S: Was it over the vaccine status?
D: I just got that information yesterday afternoon. The Lord has just flooded me with information in the last 24 hours – my eyebrows are still up in my forehead thinking, 'This is crazy.'
S: Here's what I'm going to say, and this is coming just from me – not from you [Debbie]. If you are in Tennessee, or if you've ever been a patient at Vanderbilt and have interests there, this is time to let their phones just ring off the hook. You can be polite, but you can also be angry and not be rude – because this is ridiculous. They are actually putting someone at risk for their life on purpose at the outside chance that if they give this kidney to Debbie, she may not survive because she doesn't have the COVID shot – when we see that people who have the COVID shot are still getting COVID. This is just nonsense; it's not medical, it's not scientific, it's arbitrary, it's punitive, and there's no excuse for it …. The medical establishment has gone off the rails; that doesn't mean all the doctors have – but many of them have. It's been one of the greatest disappointments of my life, and it puts all of us at great danger. Right now is the time to shout loudly that this needs to stop. I'm recommending those of you who have connections to Vanderbilt or who live in Tennessee and you have a vested interest in your state and in their great reputation as a worldwide and world-renowned medical facility that this needs to stop …. Anything else that you want to say about where you are with this?

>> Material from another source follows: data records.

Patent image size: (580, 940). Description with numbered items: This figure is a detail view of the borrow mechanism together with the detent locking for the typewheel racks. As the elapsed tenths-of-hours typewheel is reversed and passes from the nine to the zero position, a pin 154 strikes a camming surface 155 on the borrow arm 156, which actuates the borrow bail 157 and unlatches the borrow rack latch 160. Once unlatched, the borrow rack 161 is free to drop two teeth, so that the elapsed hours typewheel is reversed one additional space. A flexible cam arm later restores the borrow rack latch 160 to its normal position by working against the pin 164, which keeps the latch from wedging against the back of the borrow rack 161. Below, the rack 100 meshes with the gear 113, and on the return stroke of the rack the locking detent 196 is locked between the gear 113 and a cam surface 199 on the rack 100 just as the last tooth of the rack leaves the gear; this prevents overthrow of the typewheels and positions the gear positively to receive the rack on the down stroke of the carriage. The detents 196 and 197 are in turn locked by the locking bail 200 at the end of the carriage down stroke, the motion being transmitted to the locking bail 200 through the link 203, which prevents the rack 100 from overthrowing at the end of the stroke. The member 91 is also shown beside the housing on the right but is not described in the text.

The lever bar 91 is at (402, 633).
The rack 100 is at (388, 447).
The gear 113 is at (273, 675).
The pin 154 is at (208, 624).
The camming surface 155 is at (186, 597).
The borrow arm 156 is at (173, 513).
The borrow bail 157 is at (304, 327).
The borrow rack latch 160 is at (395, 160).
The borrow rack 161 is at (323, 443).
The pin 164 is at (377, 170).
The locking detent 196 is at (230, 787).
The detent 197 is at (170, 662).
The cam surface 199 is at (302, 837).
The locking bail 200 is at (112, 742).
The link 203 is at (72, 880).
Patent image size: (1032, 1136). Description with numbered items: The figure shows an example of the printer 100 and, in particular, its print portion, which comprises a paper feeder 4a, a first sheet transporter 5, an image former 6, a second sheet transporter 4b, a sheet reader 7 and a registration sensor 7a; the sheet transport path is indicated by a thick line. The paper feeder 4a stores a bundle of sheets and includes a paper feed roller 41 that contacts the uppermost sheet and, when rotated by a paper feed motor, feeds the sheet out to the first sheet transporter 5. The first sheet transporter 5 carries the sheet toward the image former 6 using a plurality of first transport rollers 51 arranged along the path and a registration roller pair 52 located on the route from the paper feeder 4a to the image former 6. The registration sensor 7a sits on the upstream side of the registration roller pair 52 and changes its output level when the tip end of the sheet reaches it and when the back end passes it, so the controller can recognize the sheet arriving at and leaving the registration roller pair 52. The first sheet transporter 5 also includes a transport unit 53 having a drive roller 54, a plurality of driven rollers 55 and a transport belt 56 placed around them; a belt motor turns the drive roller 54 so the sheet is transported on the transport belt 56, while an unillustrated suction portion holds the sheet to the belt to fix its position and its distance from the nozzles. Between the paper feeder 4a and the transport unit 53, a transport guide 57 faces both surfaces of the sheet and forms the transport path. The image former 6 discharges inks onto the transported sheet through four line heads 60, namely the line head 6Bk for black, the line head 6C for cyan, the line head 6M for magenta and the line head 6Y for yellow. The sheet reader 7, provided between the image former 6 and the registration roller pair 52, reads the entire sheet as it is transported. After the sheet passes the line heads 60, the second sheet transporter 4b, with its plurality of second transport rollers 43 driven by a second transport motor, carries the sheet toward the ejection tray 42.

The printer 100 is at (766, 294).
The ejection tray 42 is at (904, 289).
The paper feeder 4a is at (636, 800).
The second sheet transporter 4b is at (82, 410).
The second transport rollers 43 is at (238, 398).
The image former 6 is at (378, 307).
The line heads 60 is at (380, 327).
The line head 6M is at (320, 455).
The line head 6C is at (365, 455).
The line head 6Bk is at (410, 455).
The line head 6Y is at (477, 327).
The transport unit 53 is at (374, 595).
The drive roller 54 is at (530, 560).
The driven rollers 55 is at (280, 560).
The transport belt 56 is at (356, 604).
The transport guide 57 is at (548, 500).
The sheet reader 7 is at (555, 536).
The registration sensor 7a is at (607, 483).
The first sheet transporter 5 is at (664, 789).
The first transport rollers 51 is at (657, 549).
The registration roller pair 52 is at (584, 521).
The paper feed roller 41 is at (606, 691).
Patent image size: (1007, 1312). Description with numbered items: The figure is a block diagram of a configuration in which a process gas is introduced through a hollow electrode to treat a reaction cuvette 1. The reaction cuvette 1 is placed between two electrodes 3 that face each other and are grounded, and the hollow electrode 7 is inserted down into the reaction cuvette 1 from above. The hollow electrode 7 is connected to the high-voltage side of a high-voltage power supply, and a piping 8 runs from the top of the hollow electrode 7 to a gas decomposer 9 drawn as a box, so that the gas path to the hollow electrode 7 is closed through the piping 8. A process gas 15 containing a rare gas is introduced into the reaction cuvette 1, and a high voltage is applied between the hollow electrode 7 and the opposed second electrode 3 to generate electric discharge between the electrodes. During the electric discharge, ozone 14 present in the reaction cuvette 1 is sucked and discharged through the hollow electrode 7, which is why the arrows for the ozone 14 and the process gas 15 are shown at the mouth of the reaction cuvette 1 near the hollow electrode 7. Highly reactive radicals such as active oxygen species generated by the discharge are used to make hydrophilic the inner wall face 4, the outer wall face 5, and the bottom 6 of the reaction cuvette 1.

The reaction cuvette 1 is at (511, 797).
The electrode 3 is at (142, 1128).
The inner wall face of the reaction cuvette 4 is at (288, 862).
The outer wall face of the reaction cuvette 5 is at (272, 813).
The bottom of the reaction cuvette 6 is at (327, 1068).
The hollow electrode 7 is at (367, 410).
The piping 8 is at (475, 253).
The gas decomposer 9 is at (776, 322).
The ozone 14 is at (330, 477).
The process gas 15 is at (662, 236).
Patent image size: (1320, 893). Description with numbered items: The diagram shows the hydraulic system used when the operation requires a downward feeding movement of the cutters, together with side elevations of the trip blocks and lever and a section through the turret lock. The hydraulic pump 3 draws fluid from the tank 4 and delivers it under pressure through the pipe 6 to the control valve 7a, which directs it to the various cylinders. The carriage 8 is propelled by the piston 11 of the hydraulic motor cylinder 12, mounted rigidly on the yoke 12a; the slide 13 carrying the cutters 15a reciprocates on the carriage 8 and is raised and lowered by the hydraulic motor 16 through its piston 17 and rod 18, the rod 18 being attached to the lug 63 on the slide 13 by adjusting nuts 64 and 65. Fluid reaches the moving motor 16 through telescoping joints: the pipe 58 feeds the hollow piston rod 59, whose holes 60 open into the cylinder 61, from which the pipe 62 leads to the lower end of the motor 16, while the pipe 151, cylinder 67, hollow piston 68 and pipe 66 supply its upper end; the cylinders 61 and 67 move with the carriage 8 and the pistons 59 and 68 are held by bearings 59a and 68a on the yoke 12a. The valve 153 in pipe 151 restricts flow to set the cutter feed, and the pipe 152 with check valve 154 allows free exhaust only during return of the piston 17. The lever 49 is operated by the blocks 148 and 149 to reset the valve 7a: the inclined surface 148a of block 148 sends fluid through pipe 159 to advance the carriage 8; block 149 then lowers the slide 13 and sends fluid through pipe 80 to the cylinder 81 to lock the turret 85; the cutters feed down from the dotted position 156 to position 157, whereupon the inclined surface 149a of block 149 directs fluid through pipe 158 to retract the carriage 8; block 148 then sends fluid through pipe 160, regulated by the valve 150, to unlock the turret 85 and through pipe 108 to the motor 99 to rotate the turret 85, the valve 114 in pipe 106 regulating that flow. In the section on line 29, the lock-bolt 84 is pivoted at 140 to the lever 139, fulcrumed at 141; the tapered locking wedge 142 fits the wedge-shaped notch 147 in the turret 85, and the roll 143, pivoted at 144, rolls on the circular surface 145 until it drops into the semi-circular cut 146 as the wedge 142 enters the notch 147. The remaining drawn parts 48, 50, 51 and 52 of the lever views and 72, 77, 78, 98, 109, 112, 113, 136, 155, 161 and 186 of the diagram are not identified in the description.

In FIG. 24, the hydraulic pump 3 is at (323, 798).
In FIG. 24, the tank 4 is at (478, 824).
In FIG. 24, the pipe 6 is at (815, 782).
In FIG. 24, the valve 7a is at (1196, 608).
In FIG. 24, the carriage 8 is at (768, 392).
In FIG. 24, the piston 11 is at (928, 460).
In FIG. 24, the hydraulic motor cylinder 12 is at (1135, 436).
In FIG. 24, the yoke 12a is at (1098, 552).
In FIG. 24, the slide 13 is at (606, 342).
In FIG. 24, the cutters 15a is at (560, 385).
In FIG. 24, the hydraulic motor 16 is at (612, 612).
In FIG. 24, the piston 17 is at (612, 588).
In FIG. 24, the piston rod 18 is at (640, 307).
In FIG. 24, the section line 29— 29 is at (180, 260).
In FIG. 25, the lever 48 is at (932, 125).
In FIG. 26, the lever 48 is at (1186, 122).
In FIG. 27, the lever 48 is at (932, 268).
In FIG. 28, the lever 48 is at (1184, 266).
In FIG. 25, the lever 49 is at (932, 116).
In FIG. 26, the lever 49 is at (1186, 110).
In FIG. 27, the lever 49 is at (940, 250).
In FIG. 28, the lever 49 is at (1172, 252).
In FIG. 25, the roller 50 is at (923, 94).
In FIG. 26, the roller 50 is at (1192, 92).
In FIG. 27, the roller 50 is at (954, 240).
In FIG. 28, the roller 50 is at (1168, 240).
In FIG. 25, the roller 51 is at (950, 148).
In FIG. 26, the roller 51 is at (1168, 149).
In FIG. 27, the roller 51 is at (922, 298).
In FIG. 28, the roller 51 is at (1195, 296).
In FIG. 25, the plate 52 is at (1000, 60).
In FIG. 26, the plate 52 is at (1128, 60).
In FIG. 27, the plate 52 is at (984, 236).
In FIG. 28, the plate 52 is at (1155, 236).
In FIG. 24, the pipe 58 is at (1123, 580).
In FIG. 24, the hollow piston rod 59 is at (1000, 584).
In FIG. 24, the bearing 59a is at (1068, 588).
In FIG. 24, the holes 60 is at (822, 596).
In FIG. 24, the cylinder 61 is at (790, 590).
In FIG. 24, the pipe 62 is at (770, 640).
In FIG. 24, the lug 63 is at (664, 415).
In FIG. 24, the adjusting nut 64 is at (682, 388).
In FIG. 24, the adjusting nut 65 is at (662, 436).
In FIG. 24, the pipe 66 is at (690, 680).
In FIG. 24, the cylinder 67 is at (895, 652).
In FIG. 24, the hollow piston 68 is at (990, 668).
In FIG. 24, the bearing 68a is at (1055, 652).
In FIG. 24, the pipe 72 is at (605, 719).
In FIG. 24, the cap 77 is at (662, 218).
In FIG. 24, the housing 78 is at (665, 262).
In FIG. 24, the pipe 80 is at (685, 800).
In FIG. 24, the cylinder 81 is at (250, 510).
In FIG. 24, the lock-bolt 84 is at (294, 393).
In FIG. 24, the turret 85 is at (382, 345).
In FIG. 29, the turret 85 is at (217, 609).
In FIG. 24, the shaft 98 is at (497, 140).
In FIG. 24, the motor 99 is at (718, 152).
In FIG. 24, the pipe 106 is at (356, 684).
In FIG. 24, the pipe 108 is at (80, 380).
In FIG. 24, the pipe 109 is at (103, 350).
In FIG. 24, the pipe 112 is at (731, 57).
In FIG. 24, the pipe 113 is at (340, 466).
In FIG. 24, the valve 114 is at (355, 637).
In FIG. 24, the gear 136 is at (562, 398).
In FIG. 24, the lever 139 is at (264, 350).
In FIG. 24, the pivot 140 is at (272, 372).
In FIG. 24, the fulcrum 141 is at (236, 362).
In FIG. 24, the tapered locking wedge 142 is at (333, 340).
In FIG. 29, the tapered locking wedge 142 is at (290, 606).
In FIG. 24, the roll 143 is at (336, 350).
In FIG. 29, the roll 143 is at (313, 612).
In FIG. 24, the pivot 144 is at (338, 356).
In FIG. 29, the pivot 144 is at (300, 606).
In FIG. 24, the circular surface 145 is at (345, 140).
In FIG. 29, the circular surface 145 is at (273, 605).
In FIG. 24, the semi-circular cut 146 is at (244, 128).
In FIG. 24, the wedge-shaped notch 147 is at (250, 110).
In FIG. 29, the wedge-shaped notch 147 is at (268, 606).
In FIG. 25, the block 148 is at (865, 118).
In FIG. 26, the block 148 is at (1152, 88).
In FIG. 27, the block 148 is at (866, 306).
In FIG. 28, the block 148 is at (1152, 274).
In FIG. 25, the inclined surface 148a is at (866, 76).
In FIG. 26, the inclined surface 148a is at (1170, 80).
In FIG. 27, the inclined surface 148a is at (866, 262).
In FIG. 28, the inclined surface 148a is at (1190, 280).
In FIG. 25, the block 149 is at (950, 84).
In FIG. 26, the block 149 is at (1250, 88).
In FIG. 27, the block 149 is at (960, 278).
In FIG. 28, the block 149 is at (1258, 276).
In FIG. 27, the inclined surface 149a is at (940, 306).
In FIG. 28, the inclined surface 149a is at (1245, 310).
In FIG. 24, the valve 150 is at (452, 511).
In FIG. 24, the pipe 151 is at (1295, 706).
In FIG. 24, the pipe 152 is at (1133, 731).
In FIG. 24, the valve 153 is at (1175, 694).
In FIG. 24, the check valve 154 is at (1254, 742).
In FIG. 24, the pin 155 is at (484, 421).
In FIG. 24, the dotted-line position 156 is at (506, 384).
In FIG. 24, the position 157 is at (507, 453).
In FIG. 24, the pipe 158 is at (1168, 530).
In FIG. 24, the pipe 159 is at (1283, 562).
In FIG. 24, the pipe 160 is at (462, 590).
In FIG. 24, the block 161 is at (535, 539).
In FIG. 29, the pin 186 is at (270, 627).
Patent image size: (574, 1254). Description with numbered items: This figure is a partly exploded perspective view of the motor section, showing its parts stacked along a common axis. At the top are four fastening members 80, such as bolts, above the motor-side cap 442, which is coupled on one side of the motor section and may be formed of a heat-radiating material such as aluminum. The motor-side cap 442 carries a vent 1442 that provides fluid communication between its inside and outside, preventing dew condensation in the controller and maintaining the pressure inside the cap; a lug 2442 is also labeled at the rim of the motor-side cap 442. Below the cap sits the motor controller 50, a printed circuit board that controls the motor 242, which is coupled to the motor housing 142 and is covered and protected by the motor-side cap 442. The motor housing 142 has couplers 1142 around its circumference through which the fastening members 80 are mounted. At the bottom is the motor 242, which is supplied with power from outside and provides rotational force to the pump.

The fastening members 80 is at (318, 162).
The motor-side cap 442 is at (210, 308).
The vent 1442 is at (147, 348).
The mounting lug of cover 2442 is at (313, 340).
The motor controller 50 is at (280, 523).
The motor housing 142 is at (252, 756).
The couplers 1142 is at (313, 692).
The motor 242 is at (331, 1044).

Some final words?
D: As a Christian, I study other Christians – and when Eric Metaxas came out with his book on Dietrich Bonhoeffer, I read that book through twice. And Dietrich's friends and cohorts of that time said 'When I called out, there was no one left for me.' And it was because we turned our heads at the beginning, thinking 'Well, it doesn't affect me. I'll just look the other way.' But then when it comes your time, there's no one to stand up for you. So, as you said to me and gave me such encouragement: If this is nothing else than to help someone else, then we need to stand up. If it's not for you, if it's not for me, then someone else may have no help in the future … so we must stand up.